Grand Juries: How The Tamir Rice Case Lifts The Veil On This Inherently Biased Process
January 1, 2016 by Dylan Donnelly 3 Comments
This post was submitted by Vincent Rivera, Licensed Kansas Attorney
“A grand jury will indict a ham sandwich,” the saying goes. This is because, in grand juries, prosecutors enjoy zero oversight, leaving them free to present (or not present) whatever evidence they choose without any challenges, and in effect avoiding any political backlash.
For those not familiar with Grand Juries: they do not make a guilty/innocent decision. Their job is decide whether or not probable cause exists to file criminal charges.
Generally, Prosecutors impanel about 24 “grand jurors.” From there, it’s similar to a trial, the Prosecutor calls witnesses, and presents evidence. However, unlike a trial, a Grand Jury, is held in private, there is no judge, and no defense counsel. Thus, the prosecutor is allowed to present any evidence they want without interference or challenges.

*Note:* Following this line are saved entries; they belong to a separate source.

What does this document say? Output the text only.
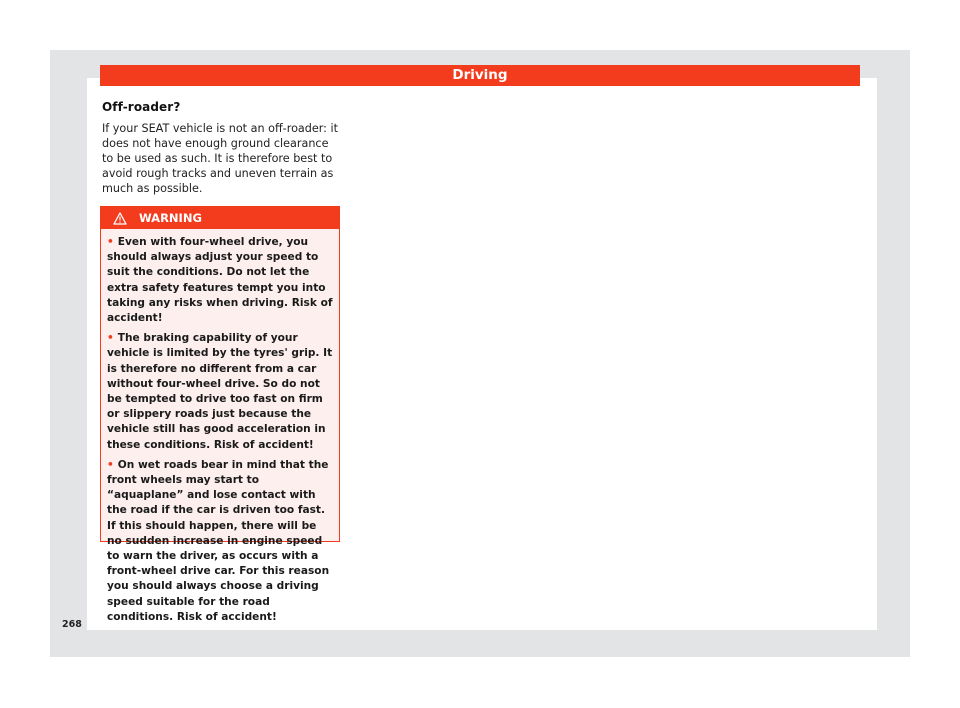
Driving
Off-roader?

If your SEAT vehicle is not an off-roader: it does not have enough ground clearance to be used as such. It is therefore best to avoid rough tracks and uneven terrain as much as possible.

WARNING
• Even with four-wheel drive, you should always adjust your speed to suit the conditions. Do not let the extra safety features tempt you into taking any risks when driving. Risk of accident!
• The braking capability of your vehicle is limited by the tyres' grip. It is therefore no different from a car without four-wheel drive. So do not be tempted to drive too fast on firm or slippery roads just because the vehicle still has good acceleration in these conditions. Risk of accident!
• On wet roads bear in mind that the front wheels may start to “aquaplane” and lose contact with the road if the car is driven too fast. If this should happen, there will be no sudden increase in engine speed to warn the driver, as occurs with a front-wheel drive car. For this reason you should always choose a driving speed suitable for the road conditions. Risk of accident!
268
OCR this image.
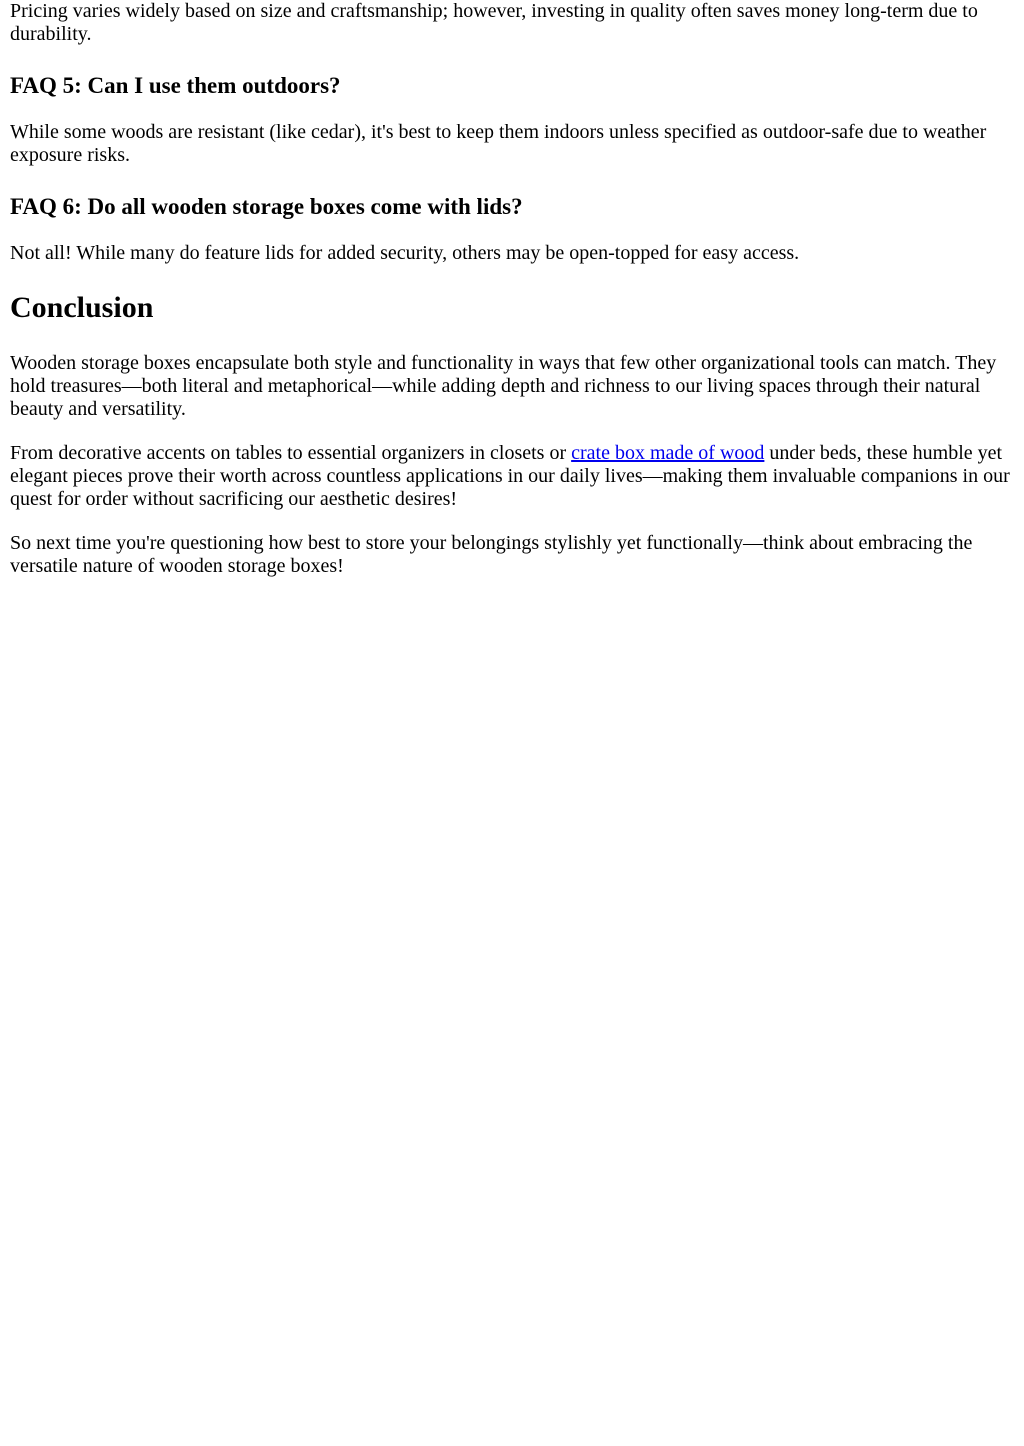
Pricing varies widely based on size and craftsmanship; however, investing in quality often saves money long-term due to durability.

FAQ 5: Can I use them outdoors?

While some woods are resistant (like cedar), it's best to keep them indoors unless specified as outdoor-safe due to weather exposure risks.

FAQ 6: Do all wooden storage boxes come with lids?

Not all! While many do feature lids for added security, others may be open-topped for easy access.

Conclusion

Wooden storage boxes encapsulate both style and functionality in ways that few other organizational tools can match. They hold treasures—both literal and metaphorical—while adding depth and richness to our living spaces through their natural beauty and versatility.

From decorative accents on tables to essential organizers in closets or crate box made of wood under beds, these humble yet elegant pieces prove their worth across countless applications in our daily lives—making them invaluable companions in our quest for order without sacrificing our aesthetic desires!

So next time you're questioning how best to store your belongings stylishly yet functionally—think about embracing the versatile nature of wooden storage boxes!
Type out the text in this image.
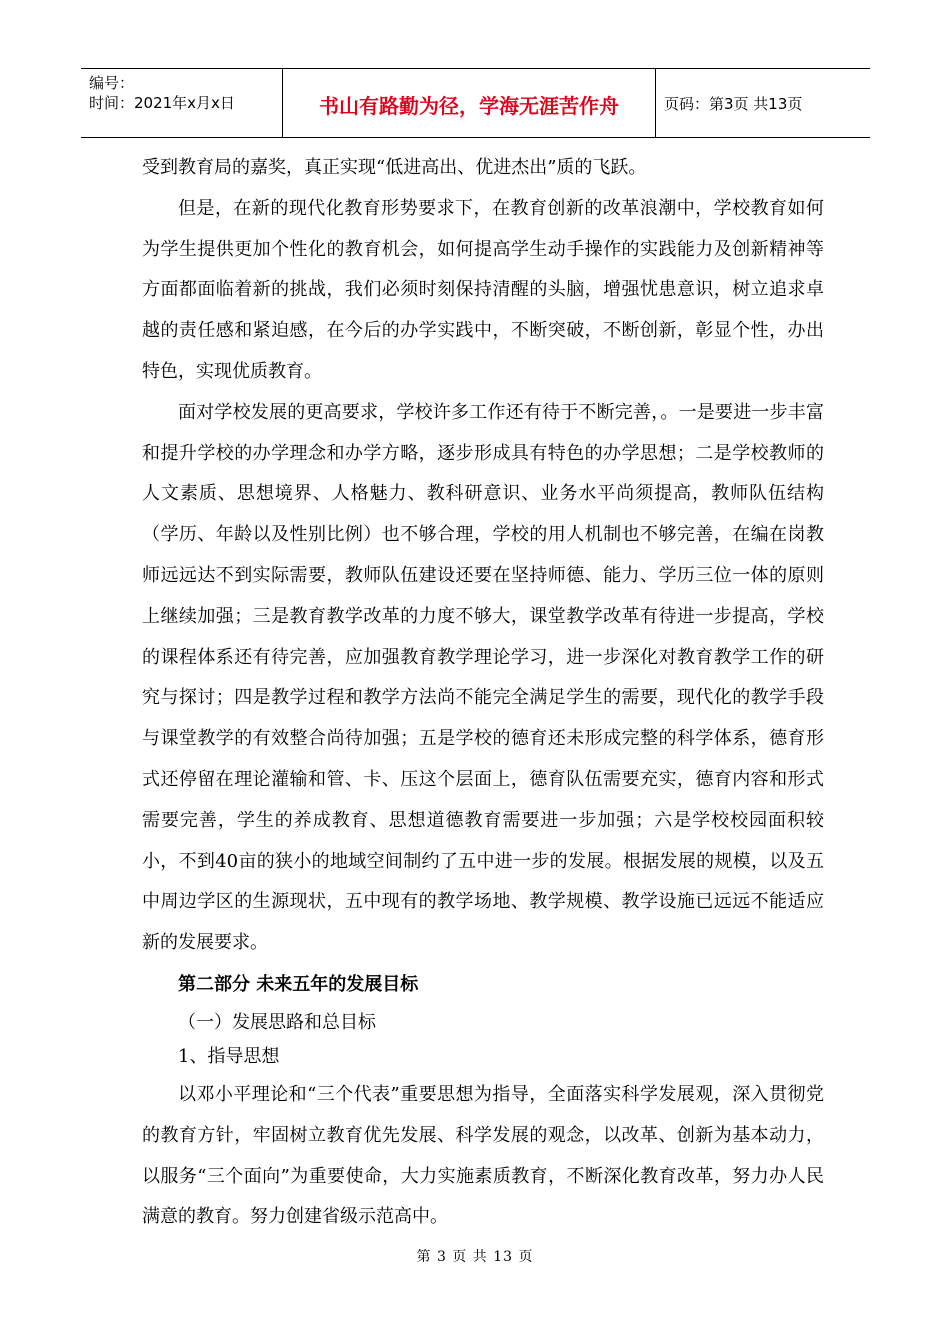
编号：
时间：2021年x月x日	书山有路勤为径，学海无涯苦作舟	页码：第3页 共13页

受到教育局的嘉奖，真正实现“低进高出、优进杰出”质的飞跃。

但是，在新的现代化教育形势要求下，在教育创新的改革浪潮中，学校教育如何为学生提供更加个性化的教育机会，如何提高学生动手操作的实践能力及创新精神等方面都面临着新的挑战，我们必须时刻保持清醒的头脑，增强忧患意识，树立追求卓越的责任感和紧迫感，在今后的办学实践中，不断突破，不断创新，彰显个性，办出特色，实现优质教育。

面对学校发展的更高要求，学校许多工作还有待于不断完善，。一是要进一步丰富和提升学校的办学理念和办学方略，逐步形成具有特色的办学思想；二是学校教师的人文素质、思想境界、人格魅力、教科研意识、业务水平尚须提高，教师队伍结构（学历、年龄以及性别比例）也不够合理，学校的用人机制也不够完善，在编在岗教师远远达不到实际需要，教师队伍建设还要在坚持师德、能力、学历三位一体的原则上继续加强；三是教育教学改革的力度不够大，课堂教学改革有待进一步提高，学校的课程体系还有待完善，应加强教育教学理论学习，进一步深化对教育教学工作的研究与探讨；四是教学过程和教学方法尚不能完全满足学生的需要，现代化的教学手段与课堂教学的有效整合尚待加强；五是学校的德育还未形成完整的科学体系，德育形式还停留在理论灌输和管、卡、压这个层面上，德育队伍需要充实，德育内容和形式需要完善，学生的养成教育、思想道德教育需要进一步加强；六是学校校园面积较小，不到40亩的狭小的地域空间制约了五中进一步的发展。根据发展的规模，以及五中周边学区的生源现状，五中现有的教学场地、教学规模、教学设施已远远不能适应新的发展要求。

第二部分 未来五年的发展目标

（一）发展思路和总目标

1、指导思想

以邓小平理论和“三个代表”重要思想为指导，全面落实科学发展观，深入贯彻党的教育方针，牢固树立教育优先发展、科学发展的观念，以改革、创新为基本动力，以服务“三个面向”为重要使命，大力实施素质教育，不断深化教育改革，努力办人民满意的教育。努力创建省级示范高中。

第 3 页 共 13 页
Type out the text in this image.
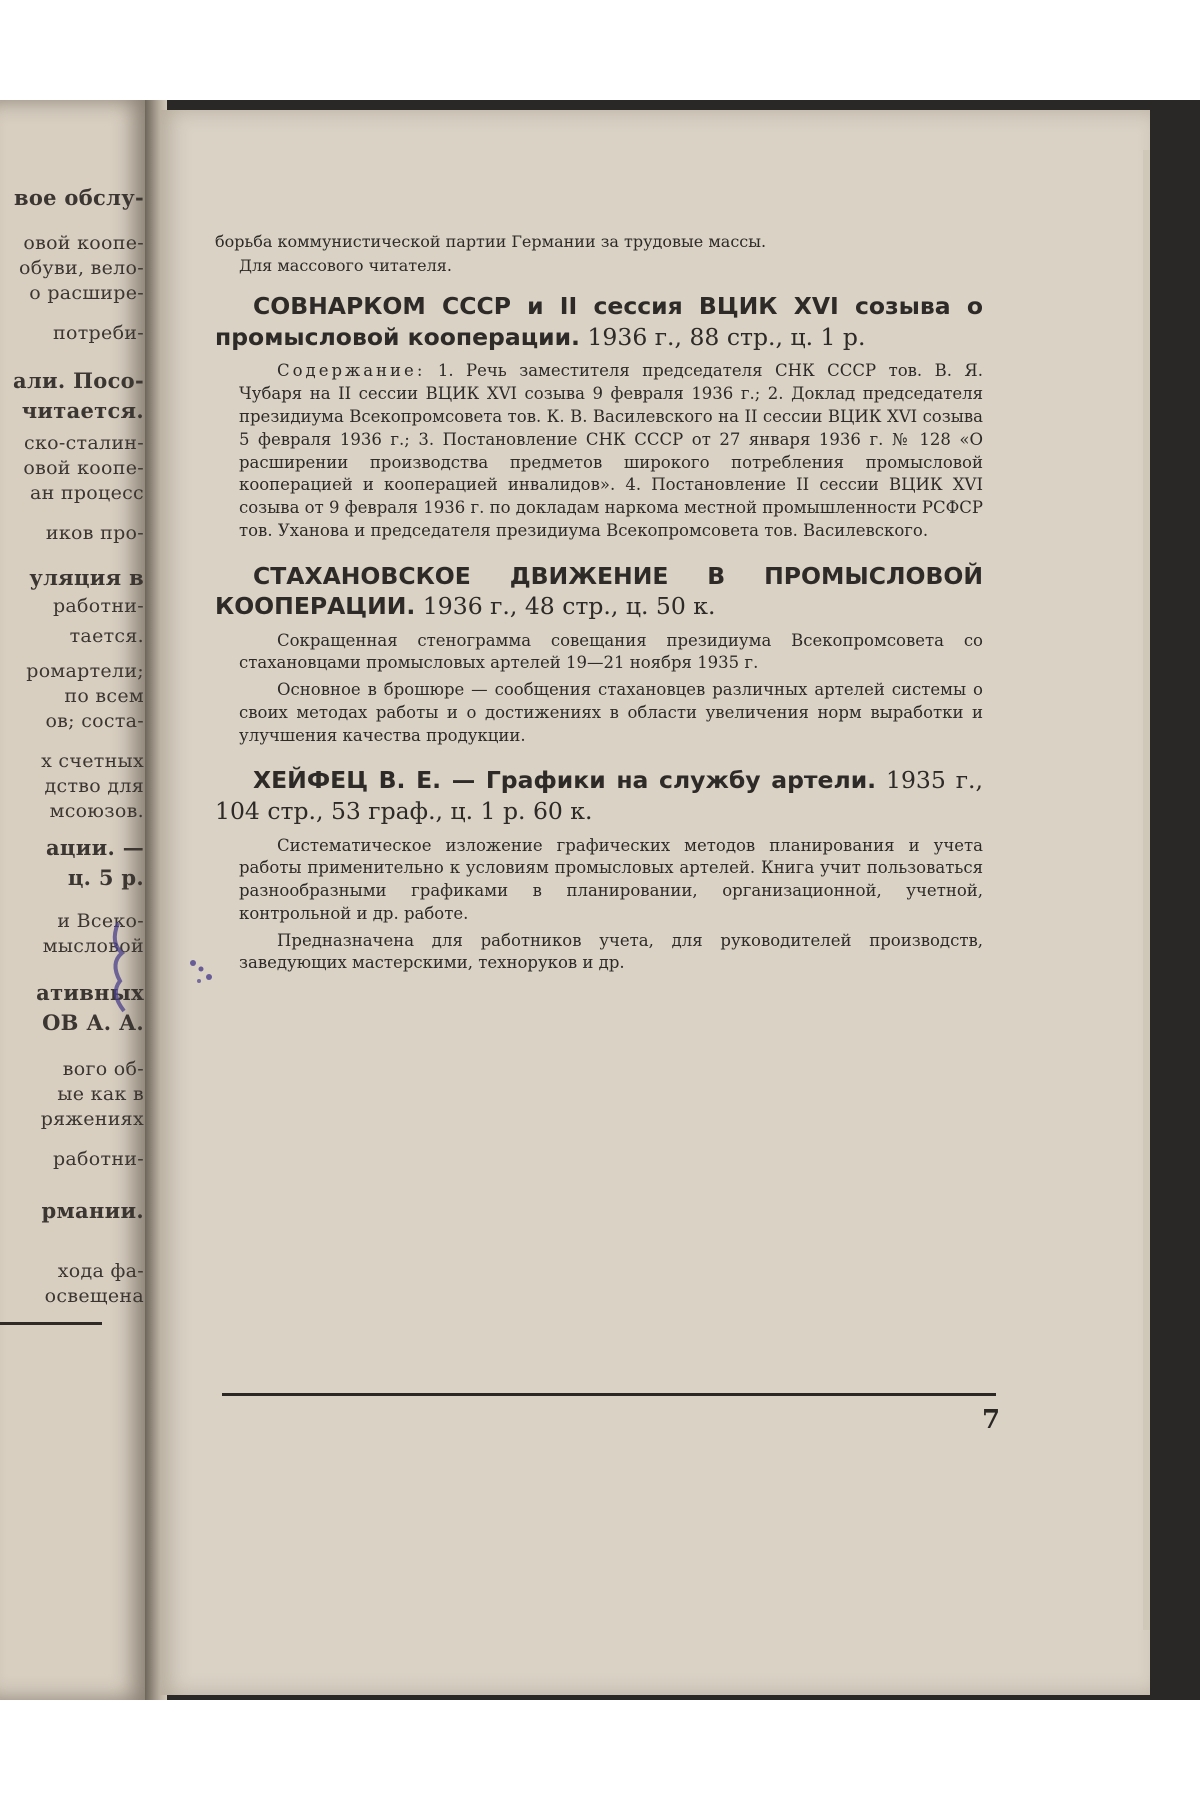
вое обслу-
овой коопе-
обуви, вело-
о расшире-
потреби-
али. Посо-
читается.
ско-сталин-
овой коопе-
ан процесс
иков про-
уляция в
работни-
тается.
ромартели;
по всем
ов; соста-
х счетных
дство для
мсоюзов.
ации. —
ц. 5 р.
и Всеко-
мысловой
ативных
ОВ А. А.
вого об-
ые как в
ряжениях
работни-
рмании.
хода фа-
освещена
борьба коммунистической партии Германии за трудовые массы.
Для массового читателя.
СОВНАРКОМ СССР и II сессия ВЦИК XVI созыва о промысловой кооперации. 1936 г., 88 стр., ц. 1 р.
Содержание: 1. Речь заместителя председателя СНК СССР тов. В. Я. Чубаря на II сессии ВЦИК XVI созыва 9 февраля 1936 г.; 2. Доклад председателя президиума Всекопромсовета тов. К. В. Василевского на II сессии ВЦИК XVI созыва 5 февраля 1936 г.; 3. Постановление СНК СССР от 27 января 1936 г. № 128 «О расширении производства предметов широкого потребления промысловой кооперацией и кооперацией инвалидов». 4. Постановление II сессии ВЦИК XVI созыва от 9 февраля 1936 г. по докладам наркома местной промышленности РСФСР тов. Уханова и председателя президиума Всекопромсовета тов. Василевского.
СТАХАНОВСКОЕ ДВИЖЕНИЕ В ПРОМЫСЛОВОЙ КООПЕРАЦИИ. 1936 г., 48 стр., ц. 50 к.
Сокращенная стенограмма совещания президиума Всекопромсовета со стахановцами промысловых артелей 19—21 ноября 1935 г.
Основное в брошюре — сообщения стахановцев различных артелей системы о своих методах работы и о достижениях в области увеличения норм выработки и улучшения качества продукции.
ХЕЙФЕЦ В. Е. — Графики на службу артели. 1935 г., 104 стр., 53 граф., ц. 1 р. 60 к.
Систематическое изложение графических методов планирования и учета работы применительно к условиям промысловых артелей. Книга учит пользоваться разнообразными графиками в планировании, организационной, учетной, контрольной и др. работе.
Предназначена для работников учета, для руководителей производств, заведующих мастерскими, техноруков и др.
7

Politically speaking, in high profile cases, prosecutors can “stack the deck” to avoid an indictment. Thus, when the Grand Jury fails to indict, it was the Grand Jury’s decision and not the prosecutor’s fault. This allows the prosecutors (who’re often elected) to avoid any responsibility for failing to prosecute.
In the Tamir Rice case, the Grand Jury failed to find probable cause to indict the officer. During that Grand Jury, the Prosecutor went out of their way to call in a “use of force” expert witness, who essentially “rubber stamped” Law Enforcement’s actions. Thus, in essence the Prosecutor presented a case of “justified force” to the Grand Jury and SURPRISE: no indictment.
1) Preliminary Hearings, preform the same job as a Grand Jury in that their purpose is to determine probable cause. However, a preliminary hearing is conducted in open court, before a Judge (who makes the probable cause finding), the accused is present and represented by counsel who can cross-examine witnesses, object to evidence, call defense witnesses and make arguments to the Court.
2) Don’t use “local” prosecutors. Prosecutors work every single day with law enforcement. Moreover almost every prosecutor’s office has attorneys and or staff who are married/dating law enforcement. Clearly, this presents a conflict of interest, with the “fox guarding the hen house.”
These problems could be mitigated if States create a special group of Prosecutors, perhaps from the Attorney General’s office, who investigates all law enforcement shootings.